Here are the shops that have not yet been rated or have a 0 rating.
shop %>%
filter(rating_star == 0)These shops can be used as recommendations for collaboration in several programs to increase shop ratings, for example participating in flash sales programs.
shop %>%
mutate(is_shopee_verified = as.factor(is_shopee_verified)) %>%
group_by(is_shopee_verified) %>%
summarise(shops = sum(table(shopid))) %>%
ggplot(aes(x = is_shopee_verified, y = shops))+
geom_col(aes(fill = shops), position = "dodge") +
scale_fill_gradient(low = "white", high = "salmon", name = "Number of Products") +
geom_text(aes(label = shops), nudge_y = -12) +
labs( title = "Shopee Verified",
x = NULL,
y = "Number of Shops"
) Most of the shops are not shopee verified.
shop %>%
mutate(is_official_shop = as.factor(is_official_shop)) %>%
group_by(is_official_shop) %>%
summarise(shops = sum(table(shopid))) %>%
ggplot(aes(x = is_official_shop, y = shops))+
geom_col(aes(fill = shops), position = "dodge") +
scale_fill_gradient(low = "white", high = "salmon", name = "Number of Products") +
geom_text(aes(label = shops), nudge_y = -12) +
labs( title = "Official Shop",
x = NULL,
y = "Number of Shops"
) Almost all shops are not official shops.

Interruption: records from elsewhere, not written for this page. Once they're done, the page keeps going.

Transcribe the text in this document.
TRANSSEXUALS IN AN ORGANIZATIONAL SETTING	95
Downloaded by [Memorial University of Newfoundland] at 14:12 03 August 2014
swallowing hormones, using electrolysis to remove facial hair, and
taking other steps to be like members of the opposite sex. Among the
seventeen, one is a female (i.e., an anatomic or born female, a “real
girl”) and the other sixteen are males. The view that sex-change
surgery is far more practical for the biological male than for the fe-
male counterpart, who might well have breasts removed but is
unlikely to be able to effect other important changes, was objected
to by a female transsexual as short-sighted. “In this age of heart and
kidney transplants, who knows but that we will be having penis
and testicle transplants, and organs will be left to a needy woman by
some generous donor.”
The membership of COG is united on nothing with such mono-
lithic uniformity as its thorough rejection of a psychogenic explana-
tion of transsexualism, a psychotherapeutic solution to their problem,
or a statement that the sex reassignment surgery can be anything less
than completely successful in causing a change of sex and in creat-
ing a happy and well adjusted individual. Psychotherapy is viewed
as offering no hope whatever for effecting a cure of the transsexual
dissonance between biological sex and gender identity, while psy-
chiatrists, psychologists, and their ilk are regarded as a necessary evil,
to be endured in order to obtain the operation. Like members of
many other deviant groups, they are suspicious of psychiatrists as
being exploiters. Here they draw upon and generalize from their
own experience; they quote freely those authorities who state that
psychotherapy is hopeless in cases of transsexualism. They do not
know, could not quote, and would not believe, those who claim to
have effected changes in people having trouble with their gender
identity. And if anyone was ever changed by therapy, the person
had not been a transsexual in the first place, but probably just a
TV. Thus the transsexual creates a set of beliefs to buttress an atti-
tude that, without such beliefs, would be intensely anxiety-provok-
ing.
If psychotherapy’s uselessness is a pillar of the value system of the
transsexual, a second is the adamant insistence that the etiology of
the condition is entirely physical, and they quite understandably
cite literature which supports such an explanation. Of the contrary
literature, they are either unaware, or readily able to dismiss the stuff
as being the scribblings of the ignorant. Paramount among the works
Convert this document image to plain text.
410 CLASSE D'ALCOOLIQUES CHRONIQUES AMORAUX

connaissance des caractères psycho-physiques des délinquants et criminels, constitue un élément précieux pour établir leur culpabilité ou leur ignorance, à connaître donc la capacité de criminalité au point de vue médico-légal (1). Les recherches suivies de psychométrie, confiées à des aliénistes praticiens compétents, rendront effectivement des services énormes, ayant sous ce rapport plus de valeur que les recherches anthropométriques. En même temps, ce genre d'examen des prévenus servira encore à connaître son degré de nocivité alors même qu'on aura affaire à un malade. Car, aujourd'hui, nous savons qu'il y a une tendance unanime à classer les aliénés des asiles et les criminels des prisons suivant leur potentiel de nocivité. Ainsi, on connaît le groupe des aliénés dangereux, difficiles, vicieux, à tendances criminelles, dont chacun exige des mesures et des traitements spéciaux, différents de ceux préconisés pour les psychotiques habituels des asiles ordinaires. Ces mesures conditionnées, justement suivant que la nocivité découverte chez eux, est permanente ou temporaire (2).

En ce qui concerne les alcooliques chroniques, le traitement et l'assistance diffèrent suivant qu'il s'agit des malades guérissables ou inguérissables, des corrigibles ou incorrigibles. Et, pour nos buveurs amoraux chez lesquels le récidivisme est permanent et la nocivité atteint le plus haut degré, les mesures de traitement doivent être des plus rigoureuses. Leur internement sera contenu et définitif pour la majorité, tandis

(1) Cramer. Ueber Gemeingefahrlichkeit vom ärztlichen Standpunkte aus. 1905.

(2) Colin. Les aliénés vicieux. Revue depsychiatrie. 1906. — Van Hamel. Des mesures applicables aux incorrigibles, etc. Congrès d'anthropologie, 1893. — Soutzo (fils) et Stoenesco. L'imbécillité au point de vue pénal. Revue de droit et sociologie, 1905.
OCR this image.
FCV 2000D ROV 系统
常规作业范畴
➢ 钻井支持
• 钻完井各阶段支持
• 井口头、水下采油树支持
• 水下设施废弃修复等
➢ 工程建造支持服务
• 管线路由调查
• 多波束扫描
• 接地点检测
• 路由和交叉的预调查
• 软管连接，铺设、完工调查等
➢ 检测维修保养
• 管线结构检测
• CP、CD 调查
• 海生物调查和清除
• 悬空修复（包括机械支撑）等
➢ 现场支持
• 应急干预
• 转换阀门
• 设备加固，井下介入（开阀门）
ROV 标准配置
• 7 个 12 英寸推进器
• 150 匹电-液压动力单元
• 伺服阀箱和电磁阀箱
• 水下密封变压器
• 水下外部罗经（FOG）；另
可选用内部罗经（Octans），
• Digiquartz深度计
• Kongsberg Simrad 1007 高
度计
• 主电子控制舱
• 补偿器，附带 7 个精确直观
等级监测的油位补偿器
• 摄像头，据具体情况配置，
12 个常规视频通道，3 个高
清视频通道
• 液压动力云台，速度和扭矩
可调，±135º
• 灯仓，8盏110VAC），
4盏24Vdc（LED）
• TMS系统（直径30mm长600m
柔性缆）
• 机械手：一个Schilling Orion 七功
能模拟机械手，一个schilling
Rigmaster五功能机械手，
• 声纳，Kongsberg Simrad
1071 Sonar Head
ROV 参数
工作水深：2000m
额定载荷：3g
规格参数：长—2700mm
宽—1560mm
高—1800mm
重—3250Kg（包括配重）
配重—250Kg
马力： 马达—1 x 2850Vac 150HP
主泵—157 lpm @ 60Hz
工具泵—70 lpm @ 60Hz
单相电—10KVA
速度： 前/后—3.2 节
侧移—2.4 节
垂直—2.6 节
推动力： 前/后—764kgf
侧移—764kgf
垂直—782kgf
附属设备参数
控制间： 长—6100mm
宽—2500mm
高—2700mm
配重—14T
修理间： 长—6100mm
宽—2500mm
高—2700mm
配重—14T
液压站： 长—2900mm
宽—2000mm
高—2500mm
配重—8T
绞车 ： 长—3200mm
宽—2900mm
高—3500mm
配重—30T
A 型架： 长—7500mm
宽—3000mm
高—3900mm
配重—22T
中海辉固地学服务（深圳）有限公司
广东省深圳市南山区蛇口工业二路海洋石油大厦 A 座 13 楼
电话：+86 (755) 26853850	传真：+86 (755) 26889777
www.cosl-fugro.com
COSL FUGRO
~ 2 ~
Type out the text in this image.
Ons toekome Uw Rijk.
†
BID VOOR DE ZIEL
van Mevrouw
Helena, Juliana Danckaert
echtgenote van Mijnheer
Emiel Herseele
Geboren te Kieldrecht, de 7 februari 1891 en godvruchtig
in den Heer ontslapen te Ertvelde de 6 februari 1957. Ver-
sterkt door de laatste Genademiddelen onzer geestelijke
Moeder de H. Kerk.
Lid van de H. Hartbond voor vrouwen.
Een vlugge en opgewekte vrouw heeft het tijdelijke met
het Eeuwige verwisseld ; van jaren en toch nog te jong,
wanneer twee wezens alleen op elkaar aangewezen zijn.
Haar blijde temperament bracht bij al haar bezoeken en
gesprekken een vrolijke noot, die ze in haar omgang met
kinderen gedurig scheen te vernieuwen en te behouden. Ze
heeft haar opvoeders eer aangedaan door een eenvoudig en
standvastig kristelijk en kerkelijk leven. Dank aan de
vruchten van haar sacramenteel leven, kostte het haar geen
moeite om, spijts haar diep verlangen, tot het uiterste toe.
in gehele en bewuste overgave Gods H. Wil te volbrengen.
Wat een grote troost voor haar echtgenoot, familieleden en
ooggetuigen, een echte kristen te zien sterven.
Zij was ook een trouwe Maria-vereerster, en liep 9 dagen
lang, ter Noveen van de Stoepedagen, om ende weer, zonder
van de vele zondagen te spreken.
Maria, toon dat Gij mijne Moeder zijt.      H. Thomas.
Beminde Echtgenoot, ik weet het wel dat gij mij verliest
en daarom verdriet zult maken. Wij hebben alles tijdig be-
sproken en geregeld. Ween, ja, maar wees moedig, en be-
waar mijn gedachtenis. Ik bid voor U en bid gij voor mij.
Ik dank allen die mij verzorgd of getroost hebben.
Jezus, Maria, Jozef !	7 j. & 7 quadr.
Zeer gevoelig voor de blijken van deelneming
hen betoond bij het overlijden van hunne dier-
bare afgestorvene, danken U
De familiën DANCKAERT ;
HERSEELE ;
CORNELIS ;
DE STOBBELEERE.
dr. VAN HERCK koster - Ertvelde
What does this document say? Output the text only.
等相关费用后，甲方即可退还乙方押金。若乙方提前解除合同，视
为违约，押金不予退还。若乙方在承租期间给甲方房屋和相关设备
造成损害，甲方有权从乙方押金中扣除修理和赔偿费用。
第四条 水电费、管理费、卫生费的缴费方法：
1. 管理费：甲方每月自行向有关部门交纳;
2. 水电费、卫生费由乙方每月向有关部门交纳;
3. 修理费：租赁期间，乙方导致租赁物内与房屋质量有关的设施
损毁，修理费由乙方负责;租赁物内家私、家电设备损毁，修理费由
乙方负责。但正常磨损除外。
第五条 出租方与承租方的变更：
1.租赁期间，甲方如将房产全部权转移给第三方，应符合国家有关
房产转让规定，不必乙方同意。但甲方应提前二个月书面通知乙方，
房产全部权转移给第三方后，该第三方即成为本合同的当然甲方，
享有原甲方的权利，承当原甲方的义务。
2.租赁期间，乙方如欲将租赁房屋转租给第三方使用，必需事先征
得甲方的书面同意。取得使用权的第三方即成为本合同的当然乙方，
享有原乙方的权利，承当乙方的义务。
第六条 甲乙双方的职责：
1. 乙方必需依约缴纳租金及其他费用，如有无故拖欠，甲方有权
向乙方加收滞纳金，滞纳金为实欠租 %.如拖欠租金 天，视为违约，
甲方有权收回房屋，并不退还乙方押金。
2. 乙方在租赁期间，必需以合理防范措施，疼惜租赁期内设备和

Shops that have been verified by Shopee and official stores can increase buyer confidence in transactions and increase the chances of transactions with buyers. Buyers who have transacted will rate the store and product they bought. This is also a consideration for buyers to transact again and can attract other buyers to transact with stores that have good ratings and good products.